Presidential candidate Sen. Bernie Sanders (I-Vt.) is likely to receive most of the more than 1,300 Democratic delegates about to be pledged in Super Tuesday voting, polls show.
While Sanders’s main opponent, former Vice President Joe Biden, may win some of the 14 primaries and one caucus scheduled for March 3, Sanders leads polling in most of the states with larger delegate counts, particularly California, where 415 delegates are to be won, and Texas, which will pledge 228 delegates.
Sanders has polled at about 34 percent in California recently and roughly 30 percent in Texas. He’s also leading in Virginia (99 delegates), Massachusetts (91 delegates), and Colorado (67 delegates).
Biden, on the other hand, only has a lead in North Carolina (110 delegates)—around 25 percent to Sanders’s 23. Biden will be seeking to gain momentum after a big victory in South Carolina, which he won by more than 28 percentage points over Sanders. The RealClearPolitics recent poll average had shown him with a 15-point edge.
The polls don’t give much hope to the other candidates. Under Democratic Party rules, a candidate needs at least 15 percent of the vote to gain any delegates. Sen. Elizabeth Warren (D-Mass.) is peaking above that threshold in California, Massachusetts, and Colorado, but is trailing Sanders, even in her home state, where he leads with about 25 percent to her 21.
Billionaire and former New York Mayor Michael Bloomberg, who is appearing on ballots for the first time in the Super Tuesday contests, is doing well enough in polls to suggest he may collect some delegates in Virginia, Texas, and North Carolina.
Sen. Amy Klobuchar (D-Minn.) dropped out of the race on March 2. She had polled well in her home state, where she was leading the pack at about 29 percent.
While former South Bend, Indiana, Mayor Pete Buttigieg got first place in the Iowa caucuses and a tie in New Hampshire, recent poll averages showed him falling short of the 15 percent mark in all the largest Super Tuesday states. On March 1, he announced his exit from the race.
Even after Super Tuesday, there are a number of states with large numbers of delegates left, including New York (274), Florida (219), Pennsylvania (186), and Illinois (155).
Sanders currently holds a delegate lead with 60 pledged so far, mainly due to his win in Nevada. Biden is second with 54 delegates and Buttigieg is third with 26.
While Sanders may solidify his delegate lead on March 3, he’ll still have a long way to go to secure the nomination, which would require obtaining a majority of pledged delegates (at least 1,991).
If no candidate has enough delegates to secure the nomination by the July 13-16 Democratic convention in Milwaukee and if no nominee is selected in the first round of delegate voting, that would trigger a contested convention.

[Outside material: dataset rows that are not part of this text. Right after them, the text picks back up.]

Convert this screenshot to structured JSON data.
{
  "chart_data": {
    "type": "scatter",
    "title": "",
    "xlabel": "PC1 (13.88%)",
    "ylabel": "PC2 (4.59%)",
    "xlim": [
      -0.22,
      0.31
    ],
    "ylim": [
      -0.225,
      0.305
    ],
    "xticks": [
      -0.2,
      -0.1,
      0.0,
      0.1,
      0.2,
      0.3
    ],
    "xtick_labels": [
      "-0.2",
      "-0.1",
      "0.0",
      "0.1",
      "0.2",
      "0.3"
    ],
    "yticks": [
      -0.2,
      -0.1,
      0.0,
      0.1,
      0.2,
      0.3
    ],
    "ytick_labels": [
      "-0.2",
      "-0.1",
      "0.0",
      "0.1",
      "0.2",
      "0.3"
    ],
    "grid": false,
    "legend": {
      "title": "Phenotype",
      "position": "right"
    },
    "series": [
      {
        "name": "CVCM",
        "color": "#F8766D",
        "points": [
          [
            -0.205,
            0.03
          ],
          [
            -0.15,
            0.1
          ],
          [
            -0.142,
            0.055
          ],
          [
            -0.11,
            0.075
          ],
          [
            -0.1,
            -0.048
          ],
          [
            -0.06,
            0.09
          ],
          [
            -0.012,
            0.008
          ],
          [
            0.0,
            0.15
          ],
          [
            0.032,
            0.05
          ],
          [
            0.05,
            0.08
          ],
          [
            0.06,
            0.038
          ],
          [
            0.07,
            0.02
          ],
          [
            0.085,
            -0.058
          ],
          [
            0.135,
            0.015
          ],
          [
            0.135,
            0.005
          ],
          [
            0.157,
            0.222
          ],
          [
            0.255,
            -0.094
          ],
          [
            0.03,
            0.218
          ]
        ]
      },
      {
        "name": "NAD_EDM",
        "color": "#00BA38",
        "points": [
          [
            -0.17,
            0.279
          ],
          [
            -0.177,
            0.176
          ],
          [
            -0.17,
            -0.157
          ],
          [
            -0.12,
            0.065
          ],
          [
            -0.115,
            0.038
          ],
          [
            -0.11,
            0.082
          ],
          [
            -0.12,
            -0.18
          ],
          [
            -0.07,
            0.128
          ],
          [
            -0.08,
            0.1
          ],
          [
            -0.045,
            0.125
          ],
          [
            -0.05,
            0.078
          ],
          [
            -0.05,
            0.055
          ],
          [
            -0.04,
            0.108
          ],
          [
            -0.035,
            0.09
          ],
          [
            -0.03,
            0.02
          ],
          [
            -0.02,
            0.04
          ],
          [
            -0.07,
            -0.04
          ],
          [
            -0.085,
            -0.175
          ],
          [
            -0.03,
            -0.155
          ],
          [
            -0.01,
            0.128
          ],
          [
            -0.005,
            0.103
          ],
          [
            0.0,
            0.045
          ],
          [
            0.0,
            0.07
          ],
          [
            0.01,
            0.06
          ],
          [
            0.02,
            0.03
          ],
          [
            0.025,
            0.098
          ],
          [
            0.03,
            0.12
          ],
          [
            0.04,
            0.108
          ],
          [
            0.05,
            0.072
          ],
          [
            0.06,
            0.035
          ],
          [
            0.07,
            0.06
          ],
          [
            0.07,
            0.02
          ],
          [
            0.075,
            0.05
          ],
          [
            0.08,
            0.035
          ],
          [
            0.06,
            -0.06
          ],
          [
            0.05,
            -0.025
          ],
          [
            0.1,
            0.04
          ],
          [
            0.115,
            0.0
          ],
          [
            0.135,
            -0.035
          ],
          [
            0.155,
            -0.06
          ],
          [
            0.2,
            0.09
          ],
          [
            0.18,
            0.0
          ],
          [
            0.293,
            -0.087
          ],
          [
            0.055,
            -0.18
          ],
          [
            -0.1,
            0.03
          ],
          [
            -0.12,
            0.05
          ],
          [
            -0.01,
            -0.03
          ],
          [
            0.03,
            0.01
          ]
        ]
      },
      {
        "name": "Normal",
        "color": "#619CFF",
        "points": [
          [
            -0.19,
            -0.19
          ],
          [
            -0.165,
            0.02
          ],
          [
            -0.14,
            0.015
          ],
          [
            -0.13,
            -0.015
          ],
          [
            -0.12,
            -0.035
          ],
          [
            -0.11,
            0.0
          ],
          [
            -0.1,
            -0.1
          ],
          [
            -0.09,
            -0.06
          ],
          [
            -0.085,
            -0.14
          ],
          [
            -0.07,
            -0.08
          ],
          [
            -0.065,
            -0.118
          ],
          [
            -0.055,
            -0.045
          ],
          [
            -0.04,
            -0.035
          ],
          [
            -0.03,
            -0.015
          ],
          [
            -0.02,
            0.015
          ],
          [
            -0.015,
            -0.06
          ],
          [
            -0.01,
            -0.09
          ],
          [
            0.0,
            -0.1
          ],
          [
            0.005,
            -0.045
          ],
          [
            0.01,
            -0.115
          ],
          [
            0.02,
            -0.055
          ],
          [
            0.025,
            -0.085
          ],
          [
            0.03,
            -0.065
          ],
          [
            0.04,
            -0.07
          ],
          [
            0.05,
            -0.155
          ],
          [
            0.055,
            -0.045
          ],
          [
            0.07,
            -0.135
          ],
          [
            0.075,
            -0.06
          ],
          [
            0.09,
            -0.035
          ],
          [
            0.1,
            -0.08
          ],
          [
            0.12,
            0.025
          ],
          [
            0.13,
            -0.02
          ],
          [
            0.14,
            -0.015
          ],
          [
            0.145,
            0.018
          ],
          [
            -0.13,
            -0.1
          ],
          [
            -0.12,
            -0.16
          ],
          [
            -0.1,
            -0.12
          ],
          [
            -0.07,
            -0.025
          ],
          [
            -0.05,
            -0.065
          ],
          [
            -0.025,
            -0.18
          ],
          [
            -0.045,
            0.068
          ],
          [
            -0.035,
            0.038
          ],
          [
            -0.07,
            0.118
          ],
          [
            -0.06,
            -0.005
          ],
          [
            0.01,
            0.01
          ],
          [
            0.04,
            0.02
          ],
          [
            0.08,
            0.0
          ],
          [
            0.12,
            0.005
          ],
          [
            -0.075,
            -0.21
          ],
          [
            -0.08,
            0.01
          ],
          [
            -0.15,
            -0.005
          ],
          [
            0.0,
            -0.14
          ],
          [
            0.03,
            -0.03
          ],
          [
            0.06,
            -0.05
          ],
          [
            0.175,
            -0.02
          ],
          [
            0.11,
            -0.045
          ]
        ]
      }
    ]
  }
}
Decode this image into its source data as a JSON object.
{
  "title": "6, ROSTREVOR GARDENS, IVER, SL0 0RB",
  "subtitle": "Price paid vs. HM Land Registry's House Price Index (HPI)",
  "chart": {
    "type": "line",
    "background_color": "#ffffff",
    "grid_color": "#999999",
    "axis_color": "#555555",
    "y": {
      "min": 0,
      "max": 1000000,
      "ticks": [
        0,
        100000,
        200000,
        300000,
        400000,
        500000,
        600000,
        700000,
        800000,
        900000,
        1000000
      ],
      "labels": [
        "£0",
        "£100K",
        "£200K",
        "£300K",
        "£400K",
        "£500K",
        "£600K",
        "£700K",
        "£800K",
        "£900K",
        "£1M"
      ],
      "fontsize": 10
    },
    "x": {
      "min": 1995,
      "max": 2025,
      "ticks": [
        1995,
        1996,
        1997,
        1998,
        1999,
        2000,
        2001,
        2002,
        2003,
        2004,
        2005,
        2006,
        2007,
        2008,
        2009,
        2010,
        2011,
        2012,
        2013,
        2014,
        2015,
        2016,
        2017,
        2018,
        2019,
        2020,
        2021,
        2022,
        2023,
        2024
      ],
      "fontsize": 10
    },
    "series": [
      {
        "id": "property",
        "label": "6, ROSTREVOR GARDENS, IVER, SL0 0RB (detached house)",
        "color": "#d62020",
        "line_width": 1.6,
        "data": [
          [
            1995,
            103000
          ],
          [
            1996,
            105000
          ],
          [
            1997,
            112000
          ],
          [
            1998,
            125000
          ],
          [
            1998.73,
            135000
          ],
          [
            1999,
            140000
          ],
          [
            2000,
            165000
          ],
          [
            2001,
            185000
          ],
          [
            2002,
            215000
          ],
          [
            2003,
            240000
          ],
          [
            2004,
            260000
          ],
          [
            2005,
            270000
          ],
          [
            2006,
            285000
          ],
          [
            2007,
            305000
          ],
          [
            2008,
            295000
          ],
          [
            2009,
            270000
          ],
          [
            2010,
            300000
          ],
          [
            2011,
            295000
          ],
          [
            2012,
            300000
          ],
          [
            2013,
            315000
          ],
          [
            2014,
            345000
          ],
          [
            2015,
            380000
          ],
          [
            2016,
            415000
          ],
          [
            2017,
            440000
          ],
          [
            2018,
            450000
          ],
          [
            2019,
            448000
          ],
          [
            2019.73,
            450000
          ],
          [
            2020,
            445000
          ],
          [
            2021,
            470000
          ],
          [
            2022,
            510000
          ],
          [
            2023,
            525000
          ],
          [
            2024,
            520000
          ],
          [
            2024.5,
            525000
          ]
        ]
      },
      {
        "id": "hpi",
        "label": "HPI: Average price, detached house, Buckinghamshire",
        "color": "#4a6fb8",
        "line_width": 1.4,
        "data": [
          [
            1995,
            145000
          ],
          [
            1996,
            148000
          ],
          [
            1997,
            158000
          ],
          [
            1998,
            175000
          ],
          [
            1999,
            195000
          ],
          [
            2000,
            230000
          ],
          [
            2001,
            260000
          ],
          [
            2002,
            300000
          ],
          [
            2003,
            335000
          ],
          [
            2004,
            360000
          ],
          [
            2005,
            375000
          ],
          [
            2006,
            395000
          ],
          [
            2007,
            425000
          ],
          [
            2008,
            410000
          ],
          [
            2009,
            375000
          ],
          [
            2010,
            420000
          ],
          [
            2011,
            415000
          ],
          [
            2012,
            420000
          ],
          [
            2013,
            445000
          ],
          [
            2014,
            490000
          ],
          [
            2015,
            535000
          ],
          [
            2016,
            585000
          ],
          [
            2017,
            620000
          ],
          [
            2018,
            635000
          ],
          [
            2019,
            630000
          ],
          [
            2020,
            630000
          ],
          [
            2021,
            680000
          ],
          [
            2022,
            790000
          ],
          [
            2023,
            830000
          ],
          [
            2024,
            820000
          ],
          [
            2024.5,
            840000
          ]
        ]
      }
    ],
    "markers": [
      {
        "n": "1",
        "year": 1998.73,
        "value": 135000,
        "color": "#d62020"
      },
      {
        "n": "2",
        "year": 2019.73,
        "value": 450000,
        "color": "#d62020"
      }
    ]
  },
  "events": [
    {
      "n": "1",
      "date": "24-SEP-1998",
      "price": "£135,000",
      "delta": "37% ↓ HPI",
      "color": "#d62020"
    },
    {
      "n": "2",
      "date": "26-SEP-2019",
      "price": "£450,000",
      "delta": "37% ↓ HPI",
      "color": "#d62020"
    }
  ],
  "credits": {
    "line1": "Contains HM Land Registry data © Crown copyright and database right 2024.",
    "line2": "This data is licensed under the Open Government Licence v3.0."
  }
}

That means delegates could engage in multiple rounds of voting, a process that could ultimately lead to a nominee who had fewer delegates than the incoming leader.
Biden has said he would contest the nomination if no one gets the majority of delegates by the convention, even if Sanders ends up with more delegates.
Update: The article has been updated to reflect that Pete Buttigieg and Sen. Amy Klobuchar (D-Minn.) dropped out of the presidential race.